Saturday, April 3, 2010

It's All a Matter of Perspective

http://xkcd.com/721/


Flatland. Originally introduced in a novel in 1884, it has become an illustration of dimensional observation as well as a highbrow punchline in the century-and-a-quarter since. It's a 2-dimensional world whose residents cannot comprehend the free movement in three dimensions that we enjoy. The idea is that there's a square that lives on a single plane, unable to exist in multiple segments of the third dimension at one time. It sees the world differently, not understanding our enhanced view.

I've been thinking about Flatland lately. Actually, I've been thinking about the 4th dimensioners that would see us the way we see Flatlanders. We can witness a 4th dimension (time) only in individual slices, but is it possible that there is some being that can exist in multiple points of time the way we can in space? When I look at it this way, time and time-travel for a 3-D being makes so much more sense. It's not that different copies of us exist simultaneously in several parallel time periods. More likely, it is just as it would be with the square moving in the third dimension. When it enters a new plane, it must leave the old one. That's not to say that it has to travel the dimension linearly, maybe it finds a way to drop several units in an instant, but to the other residents of Flatland, it would seem to disappear instantly from one and appear instantly in the other. I think that's how time-travel would have to work for us.

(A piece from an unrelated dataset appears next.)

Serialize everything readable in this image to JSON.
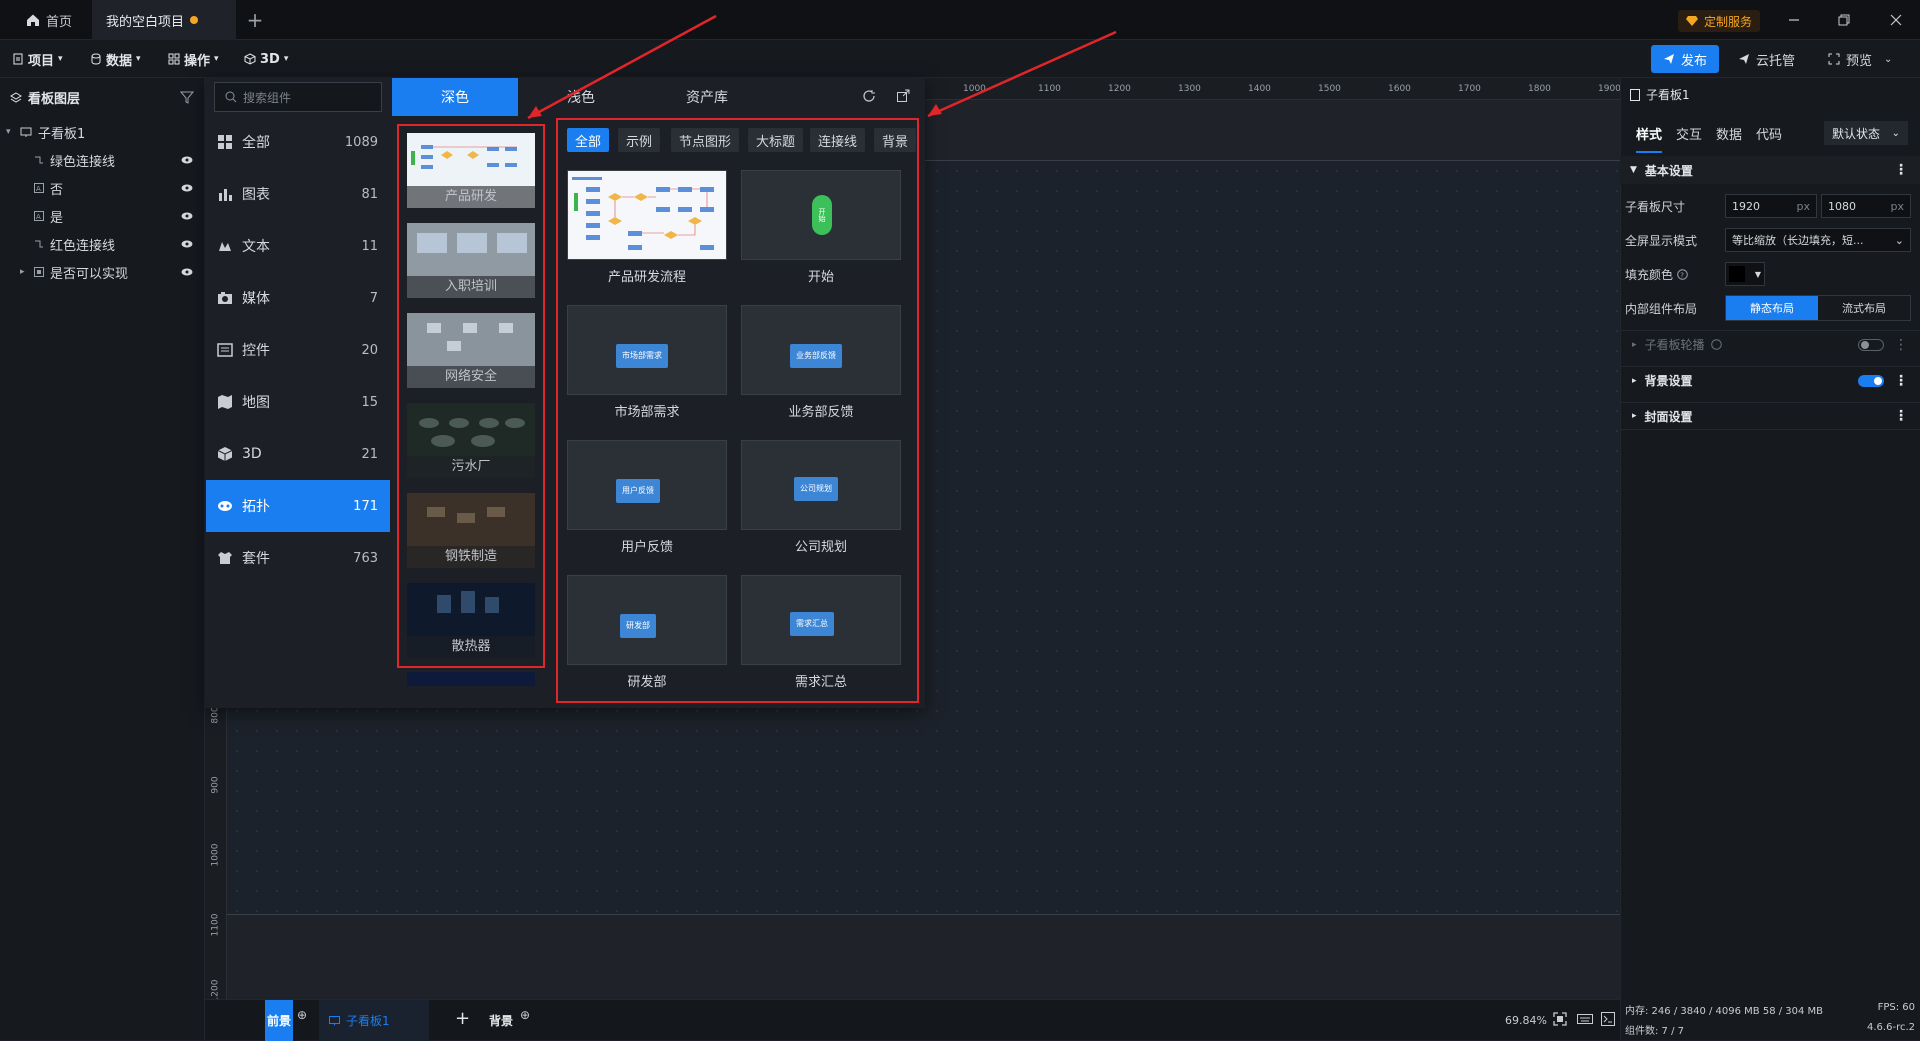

What's more, Flatlanders experience time as well. They are, in fact, experiencing all of the same dimensions as a 4th dimensioner would, but they are only capable of expanse in two of them. Are there other dimensions out there that we are already experiencing one point at a time, but cannot perceive without the continuum? We don't know what we don't know. Dogs don't know that color exists, even though they mingle with those of us who can see it. Do we walk among bees that span centuries? Spiders that span gravitational leaks? Cockroaches must exist in at least six dimensions, right? And if there's truth to any of this, what is the Möbius Strip of higher dimensions? I'd love to take a walk on that!

3 comments:

Jimmy said...

A couple of things.

I think the application of the parable of Flatland to time travel is ill-advised, considering as you said that the Flatlanders experience time as well. I believe it was about a hypothetical fourth spatial dimension. Further, I think our vocabularies and minds are ill-equipped to comprehend a being that travels through time like we travel through space. For one, what does it mean to "travel" through time? When we travel through space, it means that we were once at one place, and now we are at a different place. That doesn't correspond to time travel, except in the limited sense that we come up with it in science fiction.



On a different note, dogs experience color in approximately the same way as humans with red-green color blindness.

Kiki said...

Okay, then use deer instead of dogs. The point is that what we see may be augmented from even the other creatures that share our life space.

As far as experiencing dimensions, I believe that we are all experiencing every dimension already, but there are some that we just cannot perceive without moving through them or existing in multiple levels of them simultaneously. With regard to time travel, I merely use the idea of Flatland to illustrate that I don't necessarily believe that we all exist in all points in time simultaneously. For example, we can't go back and run into ourselves.

Jimmy said...

Sure, I understood the point you were trying to make. I just thought it a good opportunity to point out the misconception that saying dogs are "color blind" tends to engender.

Anyway, I'm not sure what it means to experience a dimension when one is trapped in a cross-section of it.